Les médecins sont de mauvais patients, dit-on. Cela semble plus vrai que jamais en cas de burnout. C’est en tout cas ce qui ressort d’une étude que le Dr Anne-Laure Lenoir, généraliste à Namur, a présentée au Congrès de Médecine Générale. Mais pourquoi en est-il ainsi ?
C’est un point de vue original qu’a adopté le Dr Anne-Laure Lenoir dans son étude sur le comportement des médecins en cas de burnout. Elle a cherché à connaître la perception des psychologues quant aux médecins qu’ils prennent en charge lorsqu’ils souffrent du syndrome d’épuisement professionnel. Précisons d’emblée qu’elle ne s’est pas adressée à des psychiatres afin d’éviter un biais : ces derniers soignent souvent d’autres médecins. Le Dr Lenoir a donc interrogé une douzaine de psychologues, tous ayant au moins deux patients médecins en charge, mais certains en suivant jusqu’à 35. Les entretiens, semi-structurés, ont porté sur trois axes principaux : les défis spécifiques, leurs origines et les solutions potentielles.
Des consultations souvent trop tardives
Cette mission n’est pas sans défi, en effet. Les médecins consultent souvent tard, selon les psychologues. « Ils attendent plus longtemps que les autres patients. Quand ils consultent, ils sont dans un état d’épuisement plus que profond », a expliqué un psychologue lors des entretiens. Ils ont du mal à se reconnaître eux-mêmes comme patients, ce qui complique l’établissement d’une relation thérapeutique avec eux.
Une réticence à demander de l’aide
Le Dr Anne-Laure Lenoir s’est interrogée sur les raisons de ces obstacles. Il apparaît que les médecins sont réticents à formuler une demande d’aide pour eux-mêmes. C’est un constat général : ils manquent de soins envers eux-mêmes. L’enquête a révélé que cette attitude est enracinée dans une culture professionnelle spécifique. On y trouve notamment une forte notion de « vocation ». L’altruisme demeure central dans ce dilemme entre se soigner et soigner les autres. Il existe une confusion entre identité professionnelle et identité personnelle, rendant difficile pour les médecins de diminuer leur niveau d’engagement. « En se retirant partiellement ou totalement de leur pratique, ne serait-ce que provisoirement, ils auraient l’impression d’abandonner leurs patients et ressentiraient de la culpabilité. »
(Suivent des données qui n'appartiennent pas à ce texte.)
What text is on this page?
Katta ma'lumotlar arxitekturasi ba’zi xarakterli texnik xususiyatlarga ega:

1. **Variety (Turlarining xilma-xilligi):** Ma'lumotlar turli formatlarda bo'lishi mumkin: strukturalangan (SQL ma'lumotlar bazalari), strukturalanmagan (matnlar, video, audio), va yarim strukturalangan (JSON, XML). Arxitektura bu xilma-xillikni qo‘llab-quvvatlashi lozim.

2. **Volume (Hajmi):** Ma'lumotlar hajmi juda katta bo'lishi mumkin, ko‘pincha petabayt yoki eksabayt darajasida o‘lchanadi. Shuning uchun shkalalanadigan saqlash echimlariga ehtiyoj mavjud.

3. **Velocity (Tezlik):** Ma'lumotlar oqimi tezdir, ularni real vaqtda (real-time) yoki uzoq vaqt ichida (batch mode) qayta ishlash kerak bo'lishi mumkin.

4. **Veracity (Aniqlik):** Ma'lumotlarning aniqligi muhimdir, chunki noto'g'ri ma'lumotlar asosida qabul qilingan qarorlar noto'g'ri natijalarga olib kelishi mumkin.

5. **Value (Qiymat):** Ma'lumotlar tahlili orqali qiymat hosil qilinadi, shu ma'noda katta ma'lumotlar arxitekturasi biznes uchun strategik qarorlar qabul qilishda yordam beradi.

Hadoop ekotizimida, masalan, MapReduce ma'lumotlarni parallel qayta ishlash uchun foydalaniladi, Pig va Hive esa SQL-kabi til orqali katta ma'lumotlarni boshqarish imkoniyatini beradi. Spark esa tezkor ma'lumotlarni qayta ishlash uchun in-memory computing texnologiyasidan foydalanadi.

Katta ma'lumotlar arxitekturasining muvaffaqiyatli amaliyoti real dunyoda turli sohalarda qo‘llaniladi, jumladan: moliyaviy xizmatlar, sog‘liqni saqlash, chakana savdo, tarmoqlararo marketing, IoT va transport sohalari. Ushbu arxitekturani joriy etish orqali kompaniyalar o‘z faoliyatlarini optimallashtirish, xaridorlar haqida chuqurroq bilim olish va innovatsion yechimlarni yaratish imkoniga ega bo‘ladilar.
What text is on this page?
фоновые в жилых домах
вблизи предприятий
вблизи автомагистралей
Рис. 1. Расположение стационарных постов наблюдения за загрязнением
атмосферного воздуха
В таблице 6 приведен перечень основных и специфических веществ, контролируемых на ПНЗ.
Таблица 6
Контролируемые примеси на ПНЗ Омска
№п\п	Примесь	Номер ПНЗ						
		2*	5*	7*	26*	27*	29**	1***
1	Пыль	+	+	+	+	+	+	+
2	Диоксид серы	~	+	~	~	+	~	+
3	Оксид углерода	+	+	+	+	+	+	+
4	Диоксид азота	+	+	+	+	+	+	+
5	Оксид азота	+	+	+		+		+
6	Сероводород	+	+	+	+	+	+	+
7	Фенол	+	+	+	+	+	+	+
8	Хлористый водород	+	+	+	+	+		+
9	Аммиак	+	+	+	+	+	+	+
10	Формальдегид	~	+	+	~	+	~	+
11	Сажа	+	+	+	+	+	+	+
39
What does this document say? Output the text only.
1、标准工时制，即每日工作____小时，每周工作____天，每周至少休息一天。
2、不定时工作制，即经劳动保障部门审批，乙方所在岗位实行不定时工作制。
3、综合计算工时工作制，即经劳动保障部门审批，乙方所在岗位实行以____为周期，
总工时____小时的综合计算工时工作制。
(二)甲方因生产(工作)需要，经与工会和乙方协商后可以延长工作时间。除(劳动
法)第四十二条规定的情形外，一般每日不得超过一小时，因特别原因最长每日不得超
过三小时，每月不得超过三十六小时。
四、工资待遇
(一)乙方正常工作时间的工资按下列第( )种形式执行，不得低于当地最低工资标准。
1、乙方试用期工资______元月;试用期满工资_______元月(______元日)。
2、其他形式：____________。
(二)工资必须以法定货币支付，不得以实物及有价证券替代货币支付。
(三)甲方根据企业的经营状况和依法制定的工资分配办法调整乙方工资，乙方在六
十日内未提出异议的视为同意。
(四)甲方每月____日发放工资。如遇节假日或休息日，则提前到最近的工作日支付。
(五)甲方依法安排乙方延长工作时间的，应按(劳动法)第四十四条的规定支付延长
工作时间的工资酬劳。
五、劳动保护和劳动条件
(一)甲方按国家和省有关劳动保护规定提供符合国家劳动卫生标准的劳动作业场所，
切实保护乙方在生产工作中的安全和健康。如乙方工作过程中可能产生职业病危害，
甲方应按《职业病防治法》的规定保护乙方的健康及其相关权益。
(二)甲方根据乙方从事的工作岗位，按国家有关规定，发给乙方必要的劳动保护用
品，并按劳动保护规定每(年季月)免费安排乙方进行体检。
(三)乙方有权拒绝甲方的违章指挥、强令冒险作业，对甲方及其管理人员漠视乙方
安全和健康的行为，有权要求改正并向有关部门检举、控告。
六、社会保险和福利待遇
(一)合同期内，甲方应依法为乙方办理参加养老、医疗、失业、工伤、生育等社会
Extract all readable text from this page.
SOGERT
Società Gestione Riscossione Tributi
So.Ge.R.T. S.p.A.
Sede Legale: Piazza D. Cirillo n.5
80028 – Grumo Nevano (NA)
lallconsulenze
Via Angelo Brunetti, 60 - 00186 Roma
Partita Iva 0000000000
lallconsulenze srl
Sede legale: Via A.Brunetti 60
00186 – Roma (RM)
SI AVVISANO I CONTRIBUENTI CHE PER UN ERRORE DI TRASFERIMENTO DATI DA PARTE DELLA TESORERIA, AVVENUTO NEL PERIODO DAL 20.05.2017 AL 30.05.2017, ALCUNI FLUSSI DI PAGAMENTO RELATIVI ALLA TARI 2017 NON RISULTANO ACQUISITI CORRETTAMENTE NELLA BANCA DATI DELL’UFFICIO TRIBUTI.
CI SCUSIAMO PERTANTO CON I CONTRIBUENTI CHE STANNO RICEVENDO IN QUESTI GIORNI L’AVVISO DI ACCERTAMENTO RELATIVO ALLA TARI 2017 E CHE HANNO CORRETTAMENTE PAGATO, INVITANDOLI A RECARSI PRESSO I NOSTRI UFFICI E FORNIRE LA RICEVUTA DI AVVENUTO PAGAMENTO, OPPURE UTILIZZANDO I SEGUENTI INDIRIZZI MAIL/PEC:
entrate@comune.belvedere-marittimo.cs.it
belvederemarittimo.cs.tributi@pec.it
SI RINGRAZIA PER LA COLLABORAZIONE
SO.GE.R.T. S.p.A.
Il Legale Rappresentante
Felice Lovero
La peur du jugement et le poids de la formation
Des explications peuvent également être trouvées au niveau sociétal. En avouant leur état, les médecins craignent le jugement professionnel et social. Le prestige de la profession reste grand. « Tout le monde rêve que son enfant devienne médecin. Et le médecin est là pour résoudre les problèmes des autres. Il doit tenir bon. » Sans doute la double culture de l’endurance et de la vocation trouve-t-elle ses racines dès la formation universitaire. « Ce sont des bêtes à concours », commente le Pr Cassian Minguet, responsable du CAMG à l’UCLouvain. « On les sélectionne avant même qu’ils ne commencent leurs études, et l’effort qui leur est demandé tout au long de leur formation revient peut-être à sélectionner, en même temps, des candidats au burnout. » Il est vrai, répond Anne-Laure Lenoir, « qu’on choisit une profession en fonction de sa propre personnalité. »
Des pistes pour changer la culture professionnelle
Après avoir établi ce constat, Anne-Laure Lenoir propose des pistes de solution. Pour tenter d’atténuer ce risque, il faudrait intégrer dans la formation initiale et continue des notions de soins personnels et de vulnérabilité. Des groupes de soutien devraient également être mis en place. Le soutien est indispensable pour aider les médecins à reconnaître qu’ils ont besoin d’aide, pour les encourager à en demander et pour les inciter à l’accepter. Un travail en profondeur est nécessaire pour transformer la culture professionnelle.